Wednesday 2 February 2011

Idle Thoughts - The Science of Language



Professor Friedrich Max Müller (December 6, 1823 – October 28, 1900), a German philologist, gave three lectures on the Science of Thought at the Royal Institution, London in March of 1878. That lecture was reprinted in the Open Court journal of Chicago in June of 1887. In it he made the following comment:

The Science of Language, therefore, was to me at all time but a means to an end — a telescope to watch the heavenly movements of our thoughts, a microscope to discover the primary cells of our concepts. I have waited for many years, hoping that some one better qualified than myself might lay hold of the materials collected by the comparative philologists, and build with them a new system of philosophy. Everything was ready — the ore was there, it had only to be coined. But whether philosophers mistrusted the ore, or whether they preferred to speculate with their time-honoured tokens rather than with the genuine metal, certain it is that, with few exceptions, no philosopher by profession has as yet utilized the new facts which the Science of Language has placed at his free disposal.
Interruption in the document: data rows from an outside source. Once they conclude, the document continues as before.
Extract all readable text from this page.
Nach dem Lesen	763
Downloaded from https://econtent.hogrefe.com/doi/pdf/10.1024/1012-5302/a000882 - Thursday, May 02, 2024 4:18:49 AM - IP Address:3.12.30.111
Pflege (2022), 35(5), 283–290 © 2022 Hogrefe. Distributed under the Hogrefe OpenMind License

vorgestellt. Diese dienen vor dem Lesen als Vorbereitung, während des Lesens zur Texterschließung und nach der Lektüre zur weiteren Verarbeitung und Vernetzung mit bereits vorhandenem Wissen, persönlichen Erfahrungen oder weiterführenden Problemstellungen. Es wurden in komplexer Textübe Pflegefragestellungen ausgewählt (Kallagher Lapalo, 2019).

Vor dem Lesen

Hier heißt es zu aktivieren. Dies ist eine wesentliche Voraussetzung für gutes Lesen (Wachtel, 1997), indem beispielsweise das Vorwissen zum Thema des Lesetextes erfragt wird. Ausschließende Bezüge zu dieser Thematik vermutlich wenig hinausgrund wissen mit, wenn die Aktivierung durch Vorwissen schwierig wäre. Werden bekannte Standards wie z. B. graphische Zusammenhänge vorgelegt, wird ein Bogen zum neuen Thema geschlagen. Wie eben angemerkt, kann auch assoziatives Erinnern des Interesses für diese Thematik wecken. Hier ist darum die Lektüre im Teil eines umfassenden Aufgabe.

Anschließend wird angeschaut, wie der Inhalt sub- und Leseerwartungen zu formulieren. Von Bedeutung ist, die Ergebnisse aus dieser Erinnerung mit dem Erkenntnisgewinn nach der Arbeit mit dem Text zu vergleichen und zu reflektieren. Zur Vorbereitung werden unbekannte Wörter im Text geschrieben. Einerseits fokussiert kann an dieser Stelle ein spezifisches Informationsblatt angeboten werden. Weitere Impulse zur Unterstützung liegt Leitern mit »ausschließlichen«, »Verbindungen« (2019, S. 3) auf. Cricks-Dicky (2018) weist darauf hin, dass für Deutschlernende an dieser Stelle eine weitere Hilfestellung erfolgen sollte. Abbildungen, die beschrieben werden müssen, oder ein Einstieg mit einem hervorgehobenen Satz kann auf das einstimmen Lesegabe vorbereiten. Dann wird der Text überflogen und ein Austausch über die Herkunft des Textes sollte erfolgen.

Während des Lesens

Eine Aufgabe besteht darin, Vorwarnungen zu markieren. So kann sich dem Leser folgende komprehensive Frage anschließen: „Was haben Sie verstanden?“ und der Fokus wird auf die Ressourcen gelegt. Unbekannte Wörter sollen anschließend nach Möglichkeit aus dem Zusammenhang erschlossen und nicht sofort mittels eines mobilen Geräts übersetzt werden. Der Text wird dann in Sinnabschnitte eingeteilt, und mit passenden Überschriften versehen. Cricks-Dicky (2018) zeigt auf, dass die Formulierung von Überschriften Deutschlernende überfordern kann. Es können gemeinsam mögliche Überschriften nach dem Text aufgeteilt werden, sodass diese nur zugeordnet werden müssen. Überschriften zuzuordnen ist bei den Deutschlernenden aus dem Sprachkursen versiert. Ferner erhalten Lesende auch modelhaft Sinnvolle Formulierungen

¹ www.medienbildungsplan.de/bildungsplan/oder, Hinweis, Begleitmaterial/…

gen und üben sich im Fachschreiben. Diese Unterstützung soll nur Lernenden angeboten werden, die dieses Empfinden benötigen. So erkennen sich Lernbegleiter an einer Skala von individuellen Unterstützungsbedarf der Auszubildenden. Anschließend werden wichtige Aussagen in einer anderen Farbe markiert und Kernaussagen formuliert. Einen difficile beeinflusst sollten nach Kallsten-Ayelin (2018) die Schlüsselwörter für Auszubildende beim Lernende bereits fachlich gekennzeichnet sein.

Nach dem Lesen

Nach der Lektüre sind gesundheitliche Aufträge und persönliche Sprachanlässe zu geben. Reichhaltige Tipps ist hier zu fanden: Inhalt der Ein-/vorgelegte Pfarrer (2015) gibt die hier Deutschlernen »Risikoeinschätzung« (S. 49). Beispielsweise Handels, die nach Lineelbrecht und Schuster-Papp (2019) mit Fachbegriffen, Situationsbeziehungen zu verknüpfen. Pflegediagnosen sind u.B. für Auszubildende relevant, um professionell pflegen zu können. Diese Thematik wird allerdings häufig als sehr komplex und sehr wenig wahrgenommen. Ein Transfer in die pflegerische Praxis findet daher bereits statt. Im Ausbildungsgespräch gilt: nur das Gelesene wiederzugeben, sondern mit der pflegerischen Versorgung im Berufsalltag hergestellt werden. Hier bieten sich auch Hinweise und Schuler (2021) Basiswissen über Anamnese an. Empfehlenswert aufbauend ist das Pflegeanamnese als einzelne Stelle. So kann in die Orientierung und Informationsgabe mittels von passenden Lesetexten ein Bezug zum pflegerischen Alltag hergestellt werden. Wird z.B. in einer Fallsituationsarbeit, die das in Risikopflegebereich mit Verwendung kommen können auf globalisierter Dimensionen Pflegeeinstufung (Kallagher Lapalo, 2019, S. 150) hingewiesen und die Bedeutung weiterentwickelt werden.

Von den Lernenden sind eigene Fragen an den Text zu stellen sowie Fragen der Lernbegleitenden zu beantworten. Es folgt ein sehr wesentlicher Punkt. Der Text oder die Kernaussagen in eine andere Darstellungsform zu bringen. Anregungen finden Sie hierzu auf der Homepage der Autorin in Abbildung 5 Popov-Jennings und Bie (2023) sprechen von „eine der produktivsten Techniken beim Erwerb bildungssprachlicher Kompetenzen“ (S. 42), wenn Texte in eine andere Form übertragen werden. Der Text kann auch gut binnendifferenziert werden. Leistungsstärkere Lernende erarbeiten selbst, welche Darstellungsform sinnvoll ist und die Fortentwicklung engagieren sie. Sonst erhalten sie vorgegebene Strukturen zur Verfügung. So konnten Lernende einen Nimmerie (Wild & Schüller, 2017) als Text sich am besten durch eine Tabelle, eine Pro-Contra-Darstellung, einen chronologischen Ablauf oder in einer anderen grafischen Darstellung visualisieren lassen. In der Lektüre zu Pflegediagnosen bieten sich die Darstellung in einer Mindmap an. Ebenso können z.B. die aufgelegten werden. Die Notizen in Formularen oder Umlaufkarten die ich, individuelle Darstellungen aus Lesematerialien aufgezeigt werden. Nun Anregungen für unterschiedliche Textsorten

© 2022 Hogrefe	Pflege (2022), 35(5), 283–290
I find it an intriguing simile to compare the study of language to a telescope observing the heavens, as well as a microscope observing cells, in the same sentence. An ability to look in opposite directions at the same time with some degree of precision and focus is clearly a must when it comes to language. As to philosophy and language things have moved on. One need only look to Michel Foucault's Les Mots et les choses: Une archéologie des sciences humaine published as The Order of Things: An Archaeology of the Human Sciences; or Jacques Derrida's Philosophy of Language; Julia Kristeva's focus on the politics of language and semiotics; and many others.

Nonetheless, the lectures are well worth searching out. Part 1 can be found at:
http://www.archive.org/stream/opencourt11887caru#page/n5/mode/2up
Go to pages 225, 253, 281 and 309.
Without the likes of Professor Müller and his colleagues we might not have Foucault and others.

Whilst rummaging through The Open Court Journal you will find many other items of interest.